Frizbe, I don't know much about professional translation (though am about to look at that site you mentioned), but had always had the impression that, apart from a very high level of aptitude in the language, you need some professional quals? My main tutor at university did a lot of professional translation and she was fluent. I speak good conversational Spanish but that's worlds away from fluency.

Still, you've got me thinking. I will look into it. Certainly Spanish to English translation wouldn't be a problem - it's the other way round I might struggle with a bit!

Newbarnsleygirl Sun 09-Jan-05 18:19:22

I've cat you lulupop. I've got loads of time tonight if you can get back in touch.

Newbarnsleygirl Sun 09-Jan-05 18:21:56

I don't know how quick this cat thing works though and how it does work?

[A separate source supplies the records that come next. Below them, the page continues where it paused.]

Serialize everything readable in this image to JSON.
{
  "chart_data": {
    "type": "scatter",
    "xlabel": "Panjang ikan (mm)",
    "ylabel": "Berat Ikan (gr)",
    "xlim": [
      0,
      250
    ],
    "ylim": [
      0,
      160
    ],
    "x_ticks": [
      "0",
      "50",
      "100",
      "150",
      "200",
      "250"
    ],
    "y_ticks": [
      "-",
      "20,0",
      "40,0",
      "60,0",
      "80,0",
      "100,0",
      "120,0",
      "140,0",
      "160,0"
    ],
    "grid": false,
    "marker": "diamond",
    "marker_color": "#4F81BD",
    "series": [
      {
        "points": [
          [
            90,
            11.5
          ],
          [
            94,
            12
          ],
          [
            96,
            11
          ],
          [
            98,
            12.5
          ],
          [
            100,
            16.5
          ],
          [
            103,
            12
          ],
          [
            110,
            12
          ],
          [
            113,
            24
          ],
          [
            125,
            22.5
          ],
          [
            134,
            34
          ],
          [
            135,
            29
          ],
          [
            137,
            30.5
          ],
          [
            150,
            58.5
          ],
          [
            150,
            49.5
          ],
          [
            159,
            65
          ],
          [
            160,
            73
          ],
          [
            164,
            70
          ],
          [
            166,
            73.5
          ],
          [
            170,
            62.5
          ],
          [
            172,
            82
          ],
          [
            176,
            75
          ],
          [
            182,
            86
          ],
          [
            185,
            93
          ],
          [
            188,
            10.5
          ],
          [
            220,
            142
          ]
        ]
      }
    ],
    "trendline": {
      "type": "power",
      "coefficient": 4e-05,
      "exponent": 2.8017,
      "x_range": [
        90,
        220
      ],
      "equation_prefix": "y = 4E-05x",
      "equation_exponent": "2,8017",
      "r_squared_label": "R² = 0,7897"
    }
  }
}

Tinker Sun 09-Jan-05 18:24:28

lulupop - I could be wrong but I think most translation is into mother tongue, not usually the other way round. Especially with modern Euro languages where native speakers would be fairly easy to find anyway. What about home tuition? Coudl charge around £20 per hour.

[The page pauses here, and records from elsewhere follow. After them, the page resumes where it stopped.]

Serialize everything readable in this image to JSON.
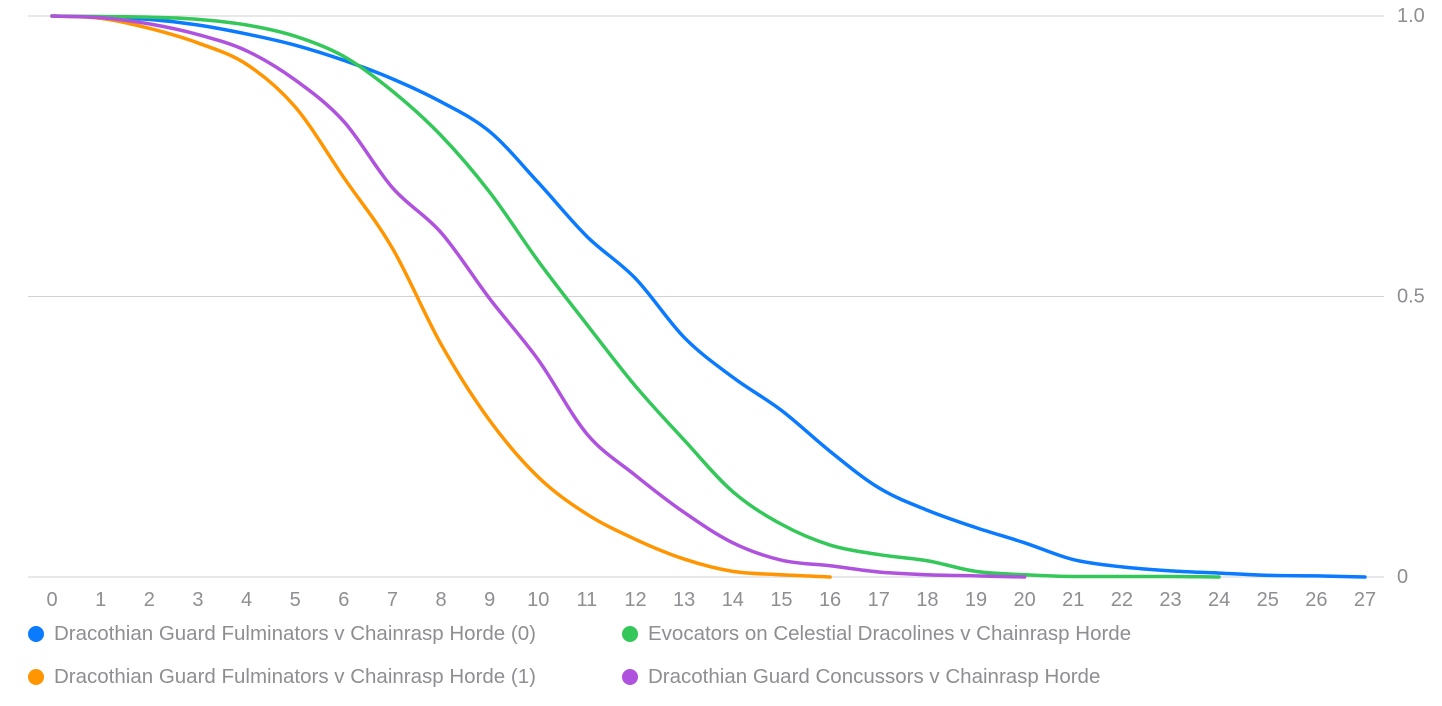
{
  "chart_data": {
    "type": "line",
    "title": "",
    "xlabel": "",
    "ylabel": "",
    "xlim": [
      0,
      27
    ],
    "ylim": [
      0,
      1
    ],
    "x_ticks": [
      "0",
      "1",
      "2",
      "3",
      "4",
      "5",
      "6",
      "7",
      "8",
      "9",
      "10",
      "11",
      "12",
      "13",
      "14",
      "15",
      "16",
      "17",
      "18",
      "19",
      "20",
      "21",
      "22",
      "23",
      "24",
      "25",
      "26",
      "27"
    ],
    "y_ticks": [
      {
        "value": 1.0,
        "label": "1.0"
      },
      {
        "value": 0.5,
        "label": "0.5"
      },
      {
        "value": 0.0,
        "label": "0"
      }
    ],
    "grid": "horizontal",
    "legend_position": "bottom",
    "series": [
      {
        "name": "Dracothian Guard Fulminators v Chainrasp Horde (0)",
        "color": "#0a7aff",
        "x": [
          0,
          1,
          2,
          3,
          4,
          5,
          6,
          7,
          8,
          9,
          10,
          11,
          12,
          13,
          14,
          15,
          16,
          17,
          18,
          19,
          20,
          21,
          22,
          23,
          24,
          25,
          26,
          27
        ],
        "y": [
          1.0,
          0.998,
          0.994,
          0.984,
          0.968,
          0.948,
          0.921,
          0.888,
          0.847,
          0.794,
          0.703,
          0.607,
          0.532,
          0.427,
          0.356,
          0.297,
          0.224,
          0.159,
          0.119,
          0.088,
          0.061,
          0.031,
          0.018,
          0.011,
          0.007,
          0.003,
          0.002,
          0.0
        ]
      },
      {
        "name": "Evocators on Celestial Dracolines v Chainrasp Horde",
        "color": "#34c759",
        "x": [
          0,
          1,
          2,
          3,
          4,
          5,
          6,
          7,
          8,
          9,
          10,
          11,
          12,
          13,
          14,
          15,
          16,
          17,
          18,
          19,
          20,
          21,
          22,
          23,
          24
        ],
        "y": [
          1.0,
          0.999,
          0.998,
          0.994,
          0.984,
          0.964,
          0.928,
          0.866,
          0.787,
          0.686,
          0.563,
          0.45,
          0.34,
          0.244,
          0.152,
          0.094,
          0.057,
          0.04,
          0.029,
          0.01,
          0.004,
          0.001,
          0.001,
          0.001,
          0.0
        ]
      },
      {
        "name": "Dracothian Guard Fulminators v Chainrasp Horde (1)",
        "color": "#ff9500",
        "x": [
          0,
          1,
          2,
          3,
          4,
          5,
          6,
          7,
          8,
          9,
          10,
          11,
          12,
          13,
          14,
          15,
          16
        ],
        "y": [
          1.0,
          0.996,
          0.978,
          0.952,
          0.914,
          0.838,
          0.712,
          0.586,
          0.415,
          0.279,
          0.178,
          0.112,
          0.067,
          0.032,
          0.01,
          0.004,
          0.0
        ]
      },
      {
        "name": "Dracothian Guard Concussors v Chainrasp Horde",
        "color": "#af52de",
        "x": [
          0,
          1,
          2,
          3,
          4,
          5,
          6,
          7,
          8,
          9,
          10,
          11,
          12,
          13,
          14,
          15,
          16,
          17,
          18,
          19,
          20
        ],
        "y": [
          1.0,
          0.997,
          0.986,
          0.967,
          0.938,
          0.886,
          0.812,
          0.694,
          0.614,
          0.496,
          0.387,
          0.255,
          0.181,
          0.115,
          0.061,
          0.03,
          0.02,
          0.009,
          0.004,
          0.002,
          0.0
        ]
      }
    ]
  }
}
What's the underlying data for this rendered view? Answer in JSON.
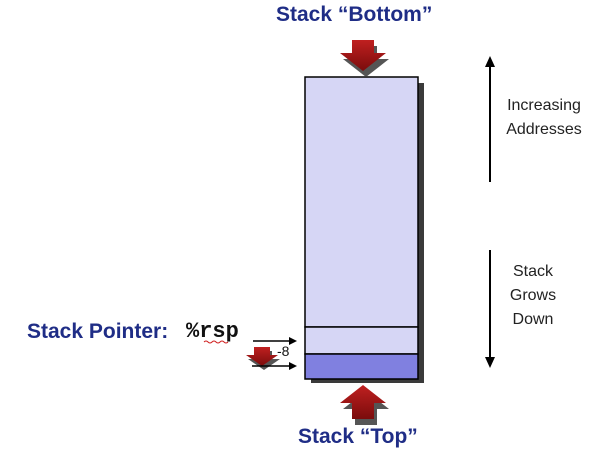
{
  "labels": {
    "stack_bottom": "Stack “Bottom”",
    "stack_top": "Stack “Top”",
    "stack_pointer": "Stack Pointer:",
    "register": "%rsp",
    "offset": "-8",
    "increasing_line1": "Increasing",
    "increasing_line2": "Addresses",
    "grows_line1": "Stack",
    "grows_line2": "Grows",
    "grows_line3": "Down"
  },
  "colors": {
    "title_blue": "#1f2d86",
    "arrow_red": "#9e1212",
    "stack_fill": "#d6d6f5",
    "new_slot_fill": "#8080e0",
    "shadow": "#3a3a3a"
  }
}
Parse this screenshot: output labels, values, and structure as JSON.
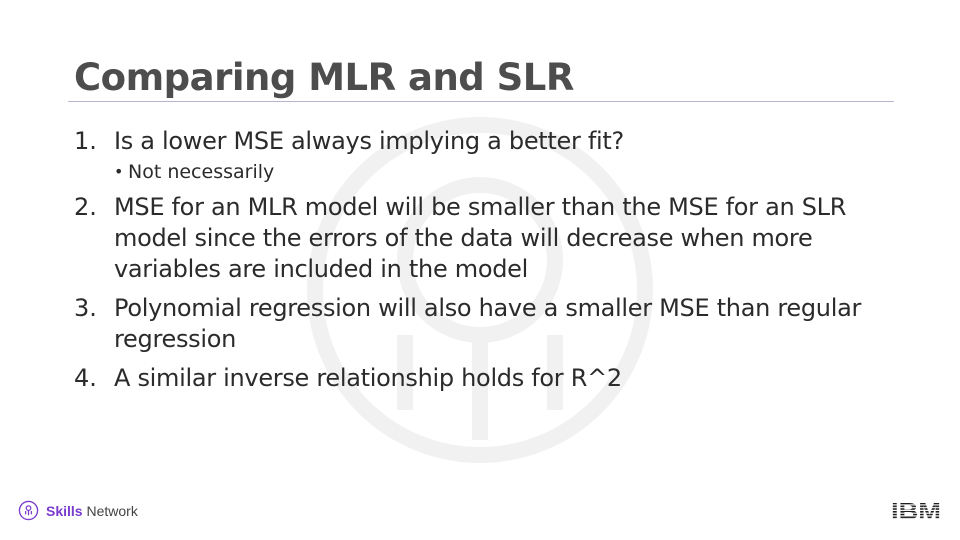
{
  "slide": {
    "title": "Comparing MLR and SLR",
    "items": [
      {
        "number": "1.",
        "text": "Is a lower MSE always implying a better fit?",
        "sub": [
          "Not necessarily"
        ]
      },
      {
        "number": "2.",
        "text": "MSE for an MLR model will be smaller than the MSE for an SLR model since the errors of the data will decrease when more variables are included in the model",
        "sub": []
      },
      {
        "number": "3.",
        "text": "Polynomial regression will also have a smaller MSE than regular regression",
        "sub": []
      },
      {
        "number": "4.",
        "text": "A similar inverse  relationship  holds for R^2",
        "sub": []
      }
    ]
  },
  "footer": {
    "brand_strong": "Skills",
    "brand_rest": " Network",
    "brand_icon": "skills-network-icon",
    "logo": "IBM",
    "accent_color": "#7a3ccf",
    "logo_color": "#1f1f1f"
  }
}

lulupop Sun 09-Jan-05 18:34:49

nbg, when you cat someone, mn just forward on the msg, but think it may take some time as I haven't had yours yet. You can do it directly if you like, on

Newbarnsleygirl Sun 09-Jan-05 18:39:14

OK I'll do it now.

geekgrrl Sun 09-Jan-05 18:42:32

I'm a translator and it is fiendishly difficult to get well-paid work without years of experience and translation qualifications. You also need to have lived for several years in both countries really to be good enough to pass the trade exams agencies are looking for. Even successful translators often don't get enough freelance work to count as a full time salary and do other jobs for a regular income.

Having said all this, I agree that you should consider teaching. Maybe you could do a part-time PGCE, with modern foreign languages you get a golden hello of £6000 when you finish, and you get paid for training. Could you ask a secondary school for some work experience to get an idea? Maybe you are cut out for it, you never know.

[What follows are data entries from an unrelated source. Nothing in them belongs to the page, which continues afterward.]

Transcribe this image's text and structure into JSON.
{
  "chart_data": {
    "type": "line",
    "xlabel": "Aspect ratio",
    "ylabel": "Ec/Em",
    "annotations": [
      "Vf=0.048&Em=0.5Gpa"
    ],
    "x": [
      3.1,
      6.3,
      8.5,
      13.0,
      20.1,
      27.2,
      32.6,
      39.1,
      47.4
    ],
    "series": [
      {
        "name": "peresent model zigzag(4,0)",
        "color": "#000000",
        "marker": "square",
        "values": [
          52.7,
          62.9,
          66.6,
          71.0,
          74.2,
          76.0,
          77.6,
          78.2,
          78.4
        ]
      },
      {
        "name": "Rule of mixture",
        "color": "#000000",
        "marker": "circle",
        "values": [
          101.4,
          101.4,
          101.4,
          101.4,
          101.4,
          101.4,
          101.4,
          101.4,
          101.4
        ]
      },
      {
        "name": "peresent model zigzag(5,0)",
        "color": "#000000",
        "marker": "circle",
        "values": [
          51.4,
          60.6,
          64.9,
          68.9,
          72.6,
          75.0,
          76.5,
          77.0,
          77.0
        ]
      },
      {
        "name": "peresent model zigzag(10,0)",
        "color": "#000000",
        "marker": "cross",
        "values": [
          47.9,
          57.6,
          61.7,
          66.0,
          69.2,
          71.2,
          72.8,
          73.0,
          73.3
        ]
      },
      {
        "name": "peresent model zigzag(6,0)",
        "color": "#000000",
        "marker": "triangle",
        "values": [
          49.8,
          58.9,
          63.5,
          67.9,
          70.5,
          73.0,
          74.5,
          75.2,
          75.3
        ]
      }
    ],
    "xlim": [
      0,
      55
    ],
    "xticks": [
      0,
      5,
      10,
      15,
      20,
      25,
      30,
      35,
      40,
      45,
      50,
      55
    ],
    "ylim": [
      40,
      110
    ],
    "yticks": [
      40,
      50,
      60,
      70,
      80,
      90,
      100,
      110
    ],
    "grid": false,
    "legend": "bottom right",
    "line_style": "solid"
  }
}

lulupop Sun 09-Jan-05 18:45:59

thanks geekgrrl, that;s pretty much what I'd thought. I was quite friendly with my tutor at university and I remember a) how good she was; and b) how well qualified, and despite being an eminent academic, she didn;t get that much translation work so that's why I'd thought it was a non-starter.

Just don't fancy the teaching, I have to say. I know beggars can't be choosers, but I think there must be a lot of jobs out there that I haven't thought of yet, but could do, that I'd be much better cut out for.

Newbarnsleygirl Sun 09-Jan-05 19:18:13

I've had to send my number to you lulupop as my mail keeps logging itself off for some reason and it loses the info I've put in so if you want to ring me now I can fill you in. It's ok if you don't want to.

geekgrrl Sun 09-Jan-05 19:18:44

well, Prospects offer a careers guidance service. And, depending on what you want out of a job, have you considered cleaning or ironing? Ironing you could do at home and it seems to pay very well - around here they charge £10 for a basket, which would take me an hour. And it would fit in very well with the kids. Not much career progression though!

lulupop Sun 09-Jan-05 19:24:39

you're right geekgrrl. no career progression but actually, I had considered cleaning etc as an option.
at the moment we have a very nice cleaner/ironer ourselves, but I am perfectly capable and if the turns out nasty then at least it's something I can do when it suits me.
I started this thread thinking more along the lines of something whihc might turn into a career though.
nbg, just putting kids to bed now and also dh is around, but perhaps I cld talk to you another day?

Newbarnsleygirl Sun 09-Jan-05 19:39:52

Give me a ring in the morning if you can and I'll tell you all about it and give you the phone number for the company. I could post it on this thread but it could be a bit dodgy!